Lawmakers in March approved a plan to expand Medicaid — a deal that would give taxpayer-funded insurance to hundreds of thousands of North Carolina’s working poor. But expansion is tied to the passage of the state budget.

If the budget passes this month, Medicaid expansion will go into place in October. But if the budget doesn't become law until September or beyond, Medicaid expansion can't happen until December at the earliest.

The state budget is over a month overdue now; the new fiscal year began July 1. Republican leaders have been stymied in passing a new spending plan, however, as they found themselves disagreeing over a number of issues both big and small. A vacation break for Independence Day, which lasted most of July, also didn't help speed up the negotiations.

The program is expected to give health coverage to around half a million uninsured North Carolinians, and pump billions of dollars from the federal government into the state's health care industry.

Republican leaders pushed the GOP-led legislature to approve Medicaid expansion earlier this year, after spending a decade forcefully opposing the idea. But it didn't go into place immediately, instead being tied to the new state budget.

The September deadline from the federal government has complicated matters.

Cooper largely has his hands tied.
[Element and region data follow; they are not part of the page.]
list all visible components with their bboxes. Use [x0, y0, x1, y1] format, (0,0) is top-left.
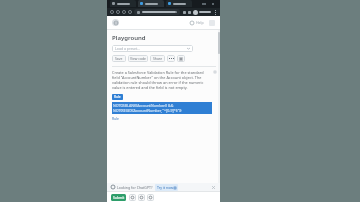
staticText: Submit	[113, 195, 125, 200]
staticText: Playground	[112, 34, 146, 42]
button[interactable]: Home	[127, 9, 133, 15]
button[interactable]: Share	[150, 55, 165, 62]
button[interactable]: Undo	[129, 194, 136, 201]
button[interactable]: History	[138, 194, 145, 201]
button[interactable]: Forward	[115, 9, 121, 15]
staticText: View code	[130, 56, 146, 61]
button[interactable]: Extensions	[182, 10, 187, 15]
staticText: Share	[153, 56, 163, 61]
staticText: Rule	[112, 116, 119, 121]
button[interactable]: Reload	[121, 9, 127, 15]
button[interactable]	[134, 9, 180, 15]
staticText: Save	[115, 56, 123, 61]
staticText: Load a preset...	[115, 46, 141, 51]
button[interactable]: Back	[109, 9, 115, 15]
button[interactable]: Settings	[147, 194, 154, 201]
staticText: Looking for ChatGPT?	[117, 185, 153, 190]
button[interactable]: Copy	[213, 70, 216, 73]
staticText: Help	[196, 20, 204, 25]
button[interactable]: Profile	[193, 10, 198, 15]
staticText: Create a Salesforce Validation Rule for …	[112, 70, 211, 90]
button[interactable]: Load a preset...	[112, 45, 193, 52]
button[interactable]: More	[167, 55, 175, 62]
button[interactable]: Settings	[177, 55, 185, 62]
button[interactable]: Submit	[111, 194, 126, 201]
button[interactable]: Try it now	[155, 184, 178, 191]
button[interactable]: Dismiss	[211, 185, 216, 190]
staticText: NOT(ISBLANK(AccountNumber)) && NOT(REGEX…	[113, 103, 211, 113]
staticText: Try it now	[157, 185, 173, 190]
button[interactable]: Save	[112, 55, 126, 62]
button[interactable]: View code	[128, 55, 148, 62]
button[interactable]: Account	[112, 19, 119, 26]
staticText: Rule	[114, 95, 121, 99]
button[interactable]: More options	[213, 10, 218, 15]
button[interactable]: Help	[188, 19, 206, 26]
button[interactable]: Bookmarks	[187, 10, 192, 15]
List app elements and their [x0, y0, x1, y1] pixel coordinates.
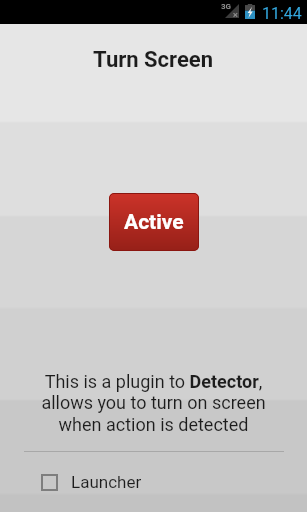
staticText: Launcher [71, 472, 142, 492]
other: Mobile signal [225, 4, 239, 18]
button[interactable]: Launcher [0, 464, 307, 500]
other: Battery charging [245, 4, 255, 19]
staticText: 3G [221, 2, 232, 11]
staticText: Active [124, 210, 184, 235]
staticText: This is a plugin to Detector, allows you… [18, 371, 289, 436]
staticText: 11:44 [262, 4, 302, 23]
button[interactable]: Active [109, 193, 199, 251]
staticText: Turn Screen [93, 47, 214, 73]
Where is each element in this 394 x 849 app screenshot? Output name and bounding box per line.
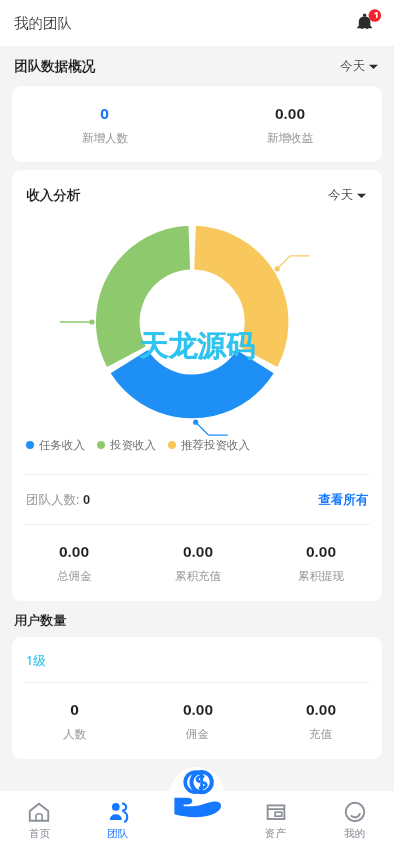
- staticText: 任务收入: [39, 438, 85, 452]
- staticText: 0: [100, 103, 109, 123]
- staticText: 0.00: [183, 541, 213, 561]
- button[interactable]: 首页: [0, 791, 78, 849]
- button[interactable]: 今天: [326, 184, 368, 206]
- staticText: 团队人数:: [26, 491, 83, 508]
- button[interactable]: Earn money: [168, 763, 226, 821]
- button[interactable]: 资产: [236, 791, 315, 849]
- button[interactable]: 我的: [315, 791, 394, 849]
- button[interactable]: 团队: [78, 791, 157, 849]
- staticText: 天龙源码: [139, 328, 255, 365]
- button[interactable]: 0: [12, 86, 382, 162]
- button[interactable]: Notifications: [352, 8, 382, 38]
- staticText: 0: [83, 491, 91, 508]
- staticText: 累积提现: [298, 569, 344, 583]
- staticText: 0.00: [183, 699, 213, 719]
- staticText: 我的团队: [14, 14, 72, 32]
- staticText: 0: [70, 699, 79, 719]
- staticText: 总佣金: [57, 569, 92, 583]
- staticText: 收入分析: [26, 187, 80, 204]
- staticText: 推荐投资收入: [181, 438, 250, 452]
- staticText: 投资收入: [110, 438, 156, 452]
- staticText: 0.00: [275, 103, 305, 123]
- staticText: 用户数量: [14, 612, 66, 628]
- staticText: 充值: [309, 727, 332, 741]
- staticText: 1: [374, 9, 379, 20]
- staticText: 我的: [344, 827, 365, 840]
- staticText: 1级: [26, 652, 46, 669]
- staticText: 今天: [328, 187, 353, 203]
- staticText: 首页: [29, 827, 50, 840]
- staticText: 新增收益: [267, 131, 313, 145]
- button[interactable]: 今天: [338, 55, 380, 77]
- staticText: 团队数据概况: [14, 58, 95, 75]
- staticText: 累积充值: [175, 569, 221, 583]
- staticText: 人数: [63, 727, 86, 741]
- button[interactable]: 团队人数:: [12, 475, 382, 524]
- staticText: 0.00: [59, 541, 89, 561]
- staticText: 0.00: [306, 541, 336, 561]
- staticText: 资产: [265, 827, 286, 840]
- staticText: 佣金: [186, 727, 209, 741]
- staticText: 0.00: [306, 699, 336, 719]
- staticText: 今天: [340, 58, 365, 74]
- staticText: 新增人数: [82, 131, 128, 145]
- staticText: 团队: [107, 827, 128, 840]
- staticText: 查看所有: [318, 492, 368, 508]
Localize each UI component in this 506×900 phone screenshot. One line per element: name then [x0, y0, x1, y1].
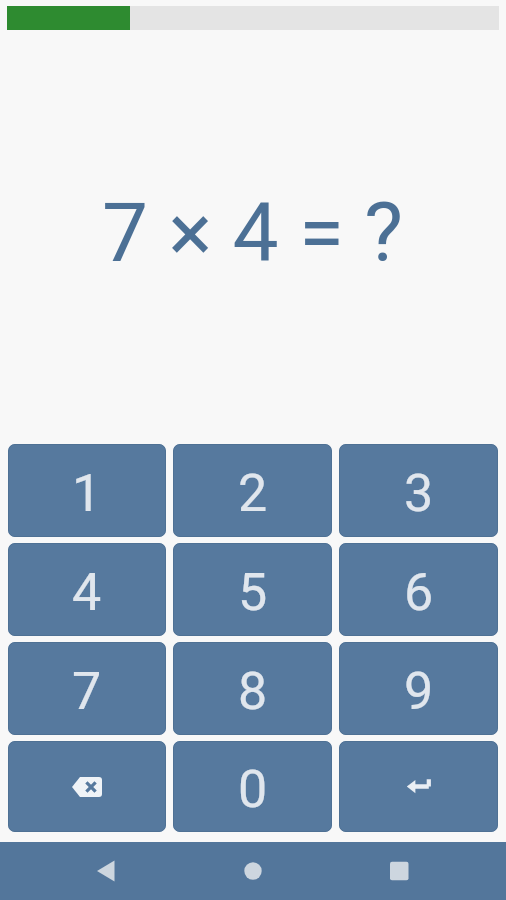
staticText: 8 — [238, 661, 268, 722]
staticText: 7 — [72, 661, 102, 722]
button[interactable] — [8, 741, 166, 832]
button[interactable]: 0 — [173, 741, 332, 832]
staticText: 7 × 4 = ? — [102, 185, 404, 281]
staticText: 1 — [72, 463, 102, 524]
button[interactable]: 1 — [8, 444, 166, 537]
staticText: 2 — [238, 463, 268, 524]
button[interactable]: 6 — [339, 543, 498, 636]
button[interactable] — [339, 741, 498, 832]
staticText: 3 — [404, 463, 434, 524]
button[interactable] — [337, 842, 506, 900]
button[interactable]: 2 — [173, 444, 332, 537]
button[interactable] — [168, 842, 337, 900]
staticText: 5 — [238, 562, 268, 623]
button[interactable]: 5 — [173, 543, 332, 636]
button[interactable]: 7 — [8, 642, 166, 735]
button[interactable]: 9 — [339, 642, 498, 735]
button[interactable]: 8 — [173, 642, 332, 735]
staticText: 4 — [72, 562, 102, 623]
button[interactable]: 3 — [339, 444, 498, 537]
staticText: 6 — [404, 562, 434, 623]
staticText: 0 — [238, 759, 268, 820]
staticText: 9 — [404, 661, 434, 722]
button[interactable] — [0, 842, 168, 900]
button[interactable]: 4 — [8, 543, 166, 636]
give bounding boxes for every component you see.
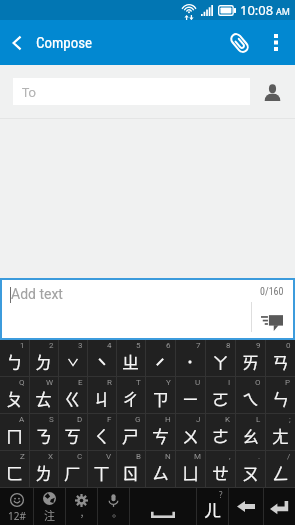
button[interactable]: I <box>205 377 235 414</box>
button[interactable]: P <box>265 377 295 414</box>
staticText: R <box>107 378 112 387</box>
button[interactable]: Navigate up <box>0 20 105 65</box>
staticText: 0 <box>286 341 291 350</box>
button[interactable]: Settings <box>65 488 97 525</box>
staticText: ? <box>219 489 223 500</box>
staticText: 4 <box>107 341 112 350</box>
button[interactable]: Attach <box>217 20 261 65</box>
button[interactable]: V <box>87 451 116 488</box>
button[interactable]: T <box>116 377 145 414</box>
staticText: ㄘ <box>152 423 169 448</box>
button[interactable]: To <box>13 78 250 105</box>
button[interactable]: More options <box>261 20 291 65</box>
button[interactable]: 5 <box>116 340 145 377</box>
staticText: F <box>107 415 112 424</box>
staticText: ㄥ <box>272 460 289 485</box>
staticText: , <box>229 452 231 461</box>
button[interactable]: L <box>235 414 265 451</box>
button[interactable]: ㄦ <box>196 488 228 525</box>
button[interactable]: Voice input <box>97 488 129 525</box>
staticText: ㄟ <box>242 386 259 411</box>
button[interactable]: U <box>175 377 205 414</box>
staticText: Y <box>166 378 171 387</box>
staticText: 2 <box>49 341 54 350</box>
button[interactable]: ; <box>265 414 295 451</box>
button[interactable]: X <box>29 451 58 488</box>
button[interactable]: Y <box>145 377 175 414</box>
button[interactable]: G <box>116 414 145 451</box>
button[interactable]: N <box>145 451 175 488</box>
staticText: V <box>106 452 112 461</box>
staticText: ㄦ <box>204 497 221 522</box>
staticText: N <box>165 452 171 461</box>
button[interactable]: C <box>58 451 87 488</box>
button[interactable]: Language <box>33 488 65 525</box>
staticText: T <box>136 378 141 387</box>
staticText: ㄩ <box>182 460 199 485</box>
button[interactable]: 0 <box>265 340 295 377</box>
button[interactable]: Q <box>0 377 29 414</box>
button[interactable]: D <box>58 414 87 451</box>
button[interactable]: Symbols <box>0 488 33 525</box>
button[interactable]: Add text <box>2 280 251 338</box>
button[interactable]: . <box>235 451 265 488</box>
button[interactable]: E <box>58 377 87 414</box>
staticText: ㄖ <box>122 460 139 485</box>
staticText: ㄌ <box>35 460 52 485</box>
staticText: ㄅ <box>6 349 23 374</box>
staticText: 7 <box>196 341 201 350</box>
button[interactable]: Send <box>251 305 293 338</box>
staticText: 5 <box>136 341 141 350</box>
staticText: ㄚ <box>212 349 229 374</box>
button[interactable]: 9 <box>235 340 265 377</box>
button[interactable]: , <box>205 451 235 488</box>
staticText: ㄒ <box>93 460 110 485</box>
button[interactable]: 4 <box>87 340 116 377</box>
button[interactable]: J <box>175 414 205 451</box>
staticText: H <box>165 415 171 424</box>
staticText: . <box>258 452 261 461</box>
button[interactable]: Enter <box>263 488 295 525</box>
button[interactable]: O <box>235 377 265 414</box>
staticText: 10:08 <box>240 1 274 19</box>
staticText: D <box>77 415 83 424</box>
staticText: 注 <box>44 507 55 523</box>
staticText: ㄈ <box>6 460 23 485</box>
button[interactable]: 6 <box>145 340 175 377</box>
staticText: J <box>196 415 201 424</box>
staticText: ㄆ <box>6 386 23 411</box>
button[interactable]: H <box>145 414 175 451</box>
staticText: S <box>49 415 54 424</box>
staticText: ㄏ <box>64 460 81 485</box>
staticText: Z <box>20 452 25 461</box>
staticText: ㄓ <box>122 349 139 374</box>
button[interactable]: B <box>116 451 145 488</box>
staticText: P <box>285 378 291 387</box>
button[interactable]: 1 <box>0 340 29 377</box>
button[interactable]: M <box>175 451 205 488</box>
button[interactable]: Backspace <box>228 488 263 525</box>
staticText: 0/160 <box>260 286 284 298</box>
button[interactable]: 7 <box>175 340 205 377</box>
button[interactable]: W <box>29 377 58 414</box>
staticText: ㄤ <box>272 423 289 448</box>
button[interactable]: S <box>29 414 58 451</box>
staticText: ㄑ <box>93 423 110 448</box>
staticText: ㄎ <box>64 423 81 448</box>
staticText: O <box>255 378 261 387</box>
staticText: ㄞ <box>242 349 259 374</box>
button[interactable]: 3 <box>58 340 87 377</box>
button[interactable]: / <box>265 451 295 488</box>
button[interactable]: 2 <box>29 340 58 377</box>
button[interactable]: Pick contact <box>257 77 287 107</box>
staticText: ㄊ <box>35 386 52 411</box>
staticText: 。 <box>109 508 119 522</box>
button[interactable]: 8 <box>205 340 235 377</box>
staticText: A <box>19 415 25 424</box>
button[interactable]: K <box>205 414 235 451</box>
button[interactable]: F <box>87 414 116 451</box>
button[interactable]: R <box>87 377 116 414</box>
button[interactable]: Space <box>129 488 196 525</box>
button[interactable]: Z <box>0 451 29 488</box>
button[interactable]: A <box>0 414 29 451</box>
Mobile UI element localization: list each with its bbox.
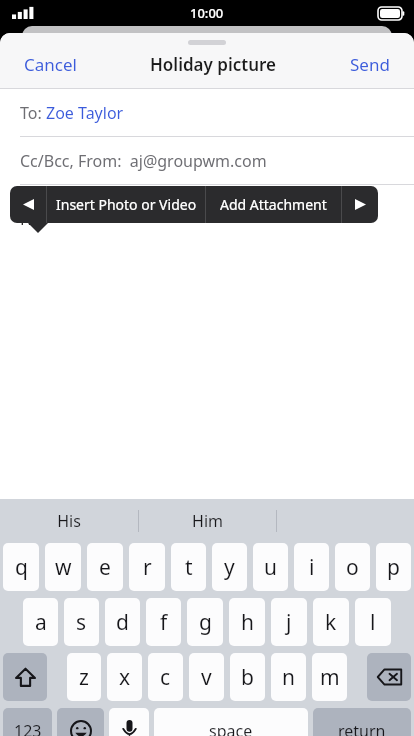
- button[interactable]: space: [154, 708, 308, 736]
- button[interactable]: r: [129, 543, 165, 591]
- button[interactable]: v: [189, 653, 224, 701]
- button[interactable]: w: [45, 543, 81, 591]
- button[interactable]: f: [146, 598, 181, 646]
- staticText: f: [160, 608, 168, 637]
- staticText: b: [241, 663, 254, 692]
- staticText: y: [224, 553, 235, 582]
- button[interactable]: e: [87, 543, 123, 591]
- staticText: return: [338, 720, 386, 736]
- staticText: l: [370, 608, 376, 637]
- staticText: space: [209, 720, 253, 736]
- button[interactable]: Previous: [10, 186, 46, 223]
- staticText: Holiday picture: [150, 53, 277, 76]
- button[interactable]: g: [187, 598, 223, 646]
- staticText: 10:00: [190, 4, 224, 22]
- button[interactable]: Dictate: [109, 708, 149, 736]
- button[interactable]: b: [230, 653, 265, 701]
- button[interactable]: n: [271, 653, 306, 701]
- button[interactable]: d: [105, 598, 140, 646]
- staticText: g: [199, 608, 212, 637]
- button[interactable]: t: [171, 543, 206, 591]
- button[interactable]: h: [229, 598, 265, 646]
- button[interactable]: Insert Photo or Video: [47, 186, 205, 223]
- staticText: Add Attachment: [220, 195, 327, 214]
- button[interactable]: Next: [342, 186, 378, 223]
- staticText: c: [160, 663, 171, 692]
- staticText: p: [387, 553, 400, 582]
- staticText: Zoe Taylor: [46, 102, 124, 124]
- button[interactable]: z: [67, 653, 101, 701]
- staticText: w: [55, 553, 72, 582]
- staticText: u: [264, 553, 277, 582]
- staticText: z: [79, 663, 89, 692]
- staticText: Insert Photo or Video: [56, 195, 197, 214]
- staticText: r: [143, 553, 152, 582]
- button[interactable]: Add Attachment: [206, 186, 341, 223]
- button[interactable]: i: [294, 543, 329, 591]
- staticText: q: [15, 553, 28, 582]
- button[interactable]: o: [335, 543, 370, 591]
- staticText: Hi: [20, 208, 36, 230]
- button[interactable]: j: [271, 598, 307, 646]
- button[interactable]: a: [23, 598, 58, 646]
- staticText: s: [76, 608, 87, 637]
- staticText: v: [201, 663, 212, 692]
- staticText: x: [119, 663, 131, 692]
- button[interactable]: c: [148, 653, 183, 701]
- button[interactable]: y: [212, 543, 247, 591]
- staticText: Send: [350, 53, 390, 76]
- staticText: Cc/Bcc, From: aj@groupwm.com: [20, 150, 267, 172]
- button[interactable]: Send: [346, 49, 394, 80]
- button[interactable]: Shift: [3, 653, 47, 701]
- staticText: j: [286, 608, 292, 637]
- staticText: 123: [14, 720, 42, 736]
- staticText: Him: [192, 510, 223, 532]
- staticText: His: [57, 510, 81, 532]
- staticText: h: [241, 608, 254, 637]
- staticText: t: [185, 553, 193, 582]
- button[interactable]: To:: [0, 89, 414, 136]
- button[interactable]: p: [376, 543, 411, 591]
- button[interactable]: Him: [139, 499, 276, 543]
- button[interactable]: Cancel: [20, 49, 81, 80]
- button[interactable]: l: [355, 598, 391, 646]
- button[interactable]: His: [0, 499, 138, 543]
- staticText: Cancel: [24, 53, 77, 76]
- staticText: k: [325, 608, 337, 637]
- button[interactable]: q: [3, 543, 39, 591]
- staticText: To:: [20, 102, 46, 124]
- button[interactable]: m: [312, 653, 347, 701]
- button[interactable]: Emoji: [57, 708, 104, 736]
- button[interactable]: s: [64, 598, 99, 646]
- staticText: n: [282, 663, 295, 692]
- staticText: d: [116, 608, 129, 637]
- staticText: o: [346, 553, 359, 582]
- button[interactable]: u: [253, 543, 288, 591]
- button[interactable]: k: [313, 598, 349, 646]
- staticText: m: [320, 663, 340, 692]
- staticText: a: [35, 608, 47, 637]
- button[interactable]: Delete: [367, 653, 411, 701]
- button[interactable]: 123: [3, 708, 52, 736]
- staticText: i: [309, 553, 315, 582]
- button[interactable]: return: [313, 708, 411, 736]
- button[interactable]: Cc/Bcc, From: aj@groupwm.com: [0, 137, 414, 184]
- staticText: e: [99, 553, 111, 582]
- button[interactable]: x: [107, 653, 142, 701]
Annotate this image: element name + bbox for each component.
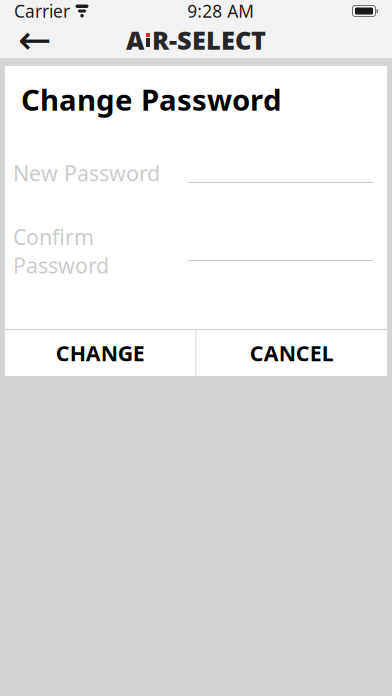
staticText: 9:28 AM xyxy=(187,0,254,22)
button[interactable]: Back xyxy=(12,22,58,58)
staticText: A xyxy=(126,23,144,57)
staticText: CHANGE xyxy=(56,339,145,367)
button[interactable]: CANCEL xyxy=(196,330,387,376)
staticText: Change Password xyxy=(21,80,282,119)
staticText: CANCEL xyxy=(250,339,334,367)
staticText: ← xyxy=(18,17,52,63)
button[interactable]: CHANGE xyxy=(5,330,196,376)
staticText: R-SELECT xyxy=(152,23,266,57)
staticText: Carrier xyxy=(14,0,70,22)
staticText: New Password xyxy=(13,159,160,187)
staticText: Confirm Password xyxy=(13,223,109,279)
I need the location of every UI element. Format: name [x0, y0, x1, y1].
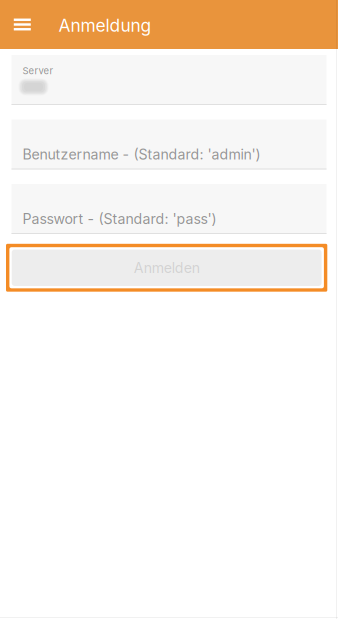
- button[interactable]: Anmelden: [6, 244, 327, 292]
- staticText: Benutzername - (Standard: 'admin'): [22, 146, 260, 163]
- staticText: Passwort - (Standard: 'pass'): [22, 210, 216, 228]
- staticText: Anmelden: [134, 259, 200, 276]
- button[interactable]: Menu: [0, 0, 58, 49]
- staticText: Anmeldung: [58, 15, 151, 36]
- staticText: Server: [22, 65, 54, 76]
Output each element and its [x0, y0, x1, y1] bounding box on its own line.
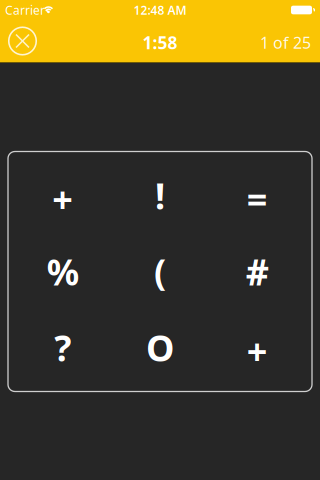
- staticText: 1:58: [142, 31, 178, 54]
- button[interactable]: %: [14, 234, 111, 310]
- staticText: O: [146, 324, 174, 371]
- staticText: (: [154, 248, 166, 295]
- button[interactable]: +: [209, 310, 306, 386]
- button[interactable]: (: [111, 234, 209, 310]
- staticText: +: [52, 175, 73, 223]
- staticText: =: [247, 175, 268, 222]
- staticText: %: [47, 248, 79, 295]
- staticText: Carrier: [5, 2, 45, 18]
- button[interactable]: O: [111, 310, 209, 386]
- staticText: ?: [54, 324, 71, 371]
- button[interactable]: =: [209, 158, 306, 234]
- staticText: !: [155, 172, 165, 219]
- button[interactable]: ?: [14, 310, 111, 386]
- button[interactable]: +: [14, 158, 111, 234]
- button[interactable]: !: [111, 158, 209, 234]
- staticText: 12:48 AM: [134, 2, 186, 18]
- button[interactable]: Close: [4, 22, 41, 60]
- staticText: 1 of 25: [260, 32, 311, 53]
- staticText: +: [247, 327, 268, 375]
- staticText: #: [246, 248, 269, 295]
- button[interactable]: #: [209, 234, 306, 310]
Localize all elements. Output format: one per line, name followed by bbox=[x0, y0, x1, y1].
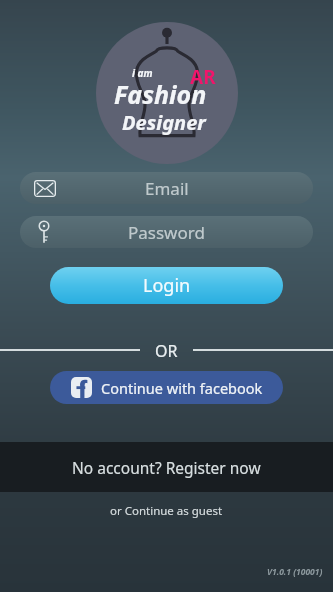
staticText: OR bbox=[155, 340, 178, 360]
staticText: i am bbox=[132, 66, 153, 80]
button[interactable]: Continue with facebook bbox=[50, 371, 283, 404]
button[interactable]: Email bbox=[20, 172, 313, 204]
staticText: or Continue as guest bbox=[110, 503, 223, 519]
button[interactable]: Login bbox=[50, 267, 283, 304]
staticText: Password bbox=[128, 221, 205, 244]
staticText: No account? Register now bbox=[72, 457, 261, 478]
staticText: Login bbox=[143, 273, 191, 298]
staticText: V1.0.1 (10001) bbox=[267, 566, 323, 578]
staticText: Continue with facebook bbox=[101, 378, 263, 398]
other: Email bbox=[34, 180, 56, 197]
staticText: Fashion bbox=[114, 77, 207, 111]
staticText: AR bbox=[190, 64, 216, 90]
other: Password bbox=[37, 220, 51, 244]
staticText: Designer bbox=[122, 109, 206, 136]
staticText: Email bbox=[145, 177, 189, 200]
button[interactable]: Password bbox=[20, 216, 313, 248]
button[interactable]: No account? Register now bbox=[0, 442, 333, 492]
button[interactable]: or Continue as guest bbox=[0, 498, 333, 524]
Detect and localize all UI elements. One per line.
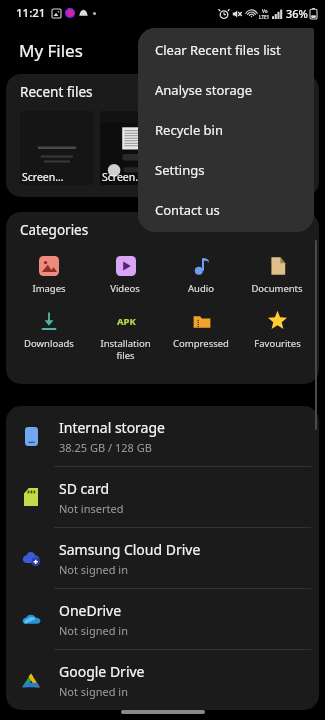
staticText: SD card (59, 479, 110, 498)
button[interactable]: Downloads (10, 308, 87, 351)
button[interactable]: Screen…er (100, 111, 174, 185)
button[interactable]: Samsung Cloud Drive (6, 528, 319, 588)
staticText: Recent files (20, 83, 93, 101)
staticText: Categories (20, 221, 89, 239)
button[interactable]: OneDrive (6, 589, 319, 649)
staticText: Not signed in (59, 684, 128, 699)
button[interactable]: Internal storage (6, 406, 319, 466)
staticText: Not inserted (59, 501, 124, 516)
staticText: Installation files (100, 337, 151, 362)
staticText: 36% (286, 6, 308, 21)
button[interactable]: Videos (87, 253, 163, 296)
staticText: Samsung Cloud Drive (59, 540, 201, 559)
staticText: Clear Recent files list (155, 41, 281, 59)
staticText: Recycle bin (155, 121, 223, 139)
button[interactable]: Audio (163, 253, 239, 296)
button[interactable]: APK (87, 308, 163, 363)
staticText: Google Drive (59, 662, 145, 681)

Republicans hold veto-proof supermajorities in both chambers of the legislature, giving the Democratic governor little leverage in budget negotiations. Asked Monday if there's anything he can do to speed things along, he said the ball is in the legislature's court now. And he seemed discouraged.

"From things that we are hearing, it doesn't look promising for them to meet that Sept. 1 deadline that we need to begin Medicaid expansion on Oct. 1," Cooper said. "And that's very frustrating."

Legislative leaders, however, had held out some hope that they could get a budget passed in August, but that hope appears to be fading. On Thursday, Moore told reporters a budget agreement could be only "a couple of weeks out," in a best-case scenario. On Monday, that optimism seemed to evaporate as he predicted the negotiations could extend into September.

Also speaking with reporters Thursday, Senate leader Phil Berger said he didn't want to make predictions as to when the budget would pass. He cautioned that even if they missed the September deadline for Medicaid expansion, that wouldn’t mean negotiations were doomed.

He added that he'd rather not move too quickly on the budget, if doing so led to other problems in other areas.

"We could step on the gas, and we could probably do some things faster," Berger said. "But my experience has been that sometimes when you do that, you miss things."

One of the biggest stumbling blocks was that leaders in the state House wanted to prioritize higher raises for state employees, while leaders in the state Senate wanted to instead speed up a series of income tax cuts that are set to phase in over the next several years.

Berger and Moore have said that's resolved now, although they have declined to give the details of what the raises or tax cuts might look like. The items causing a holdup now, WRAL reported last week, seem to be where lawmakers want to spread money around for new construction and infrastructure projects, among other priorities.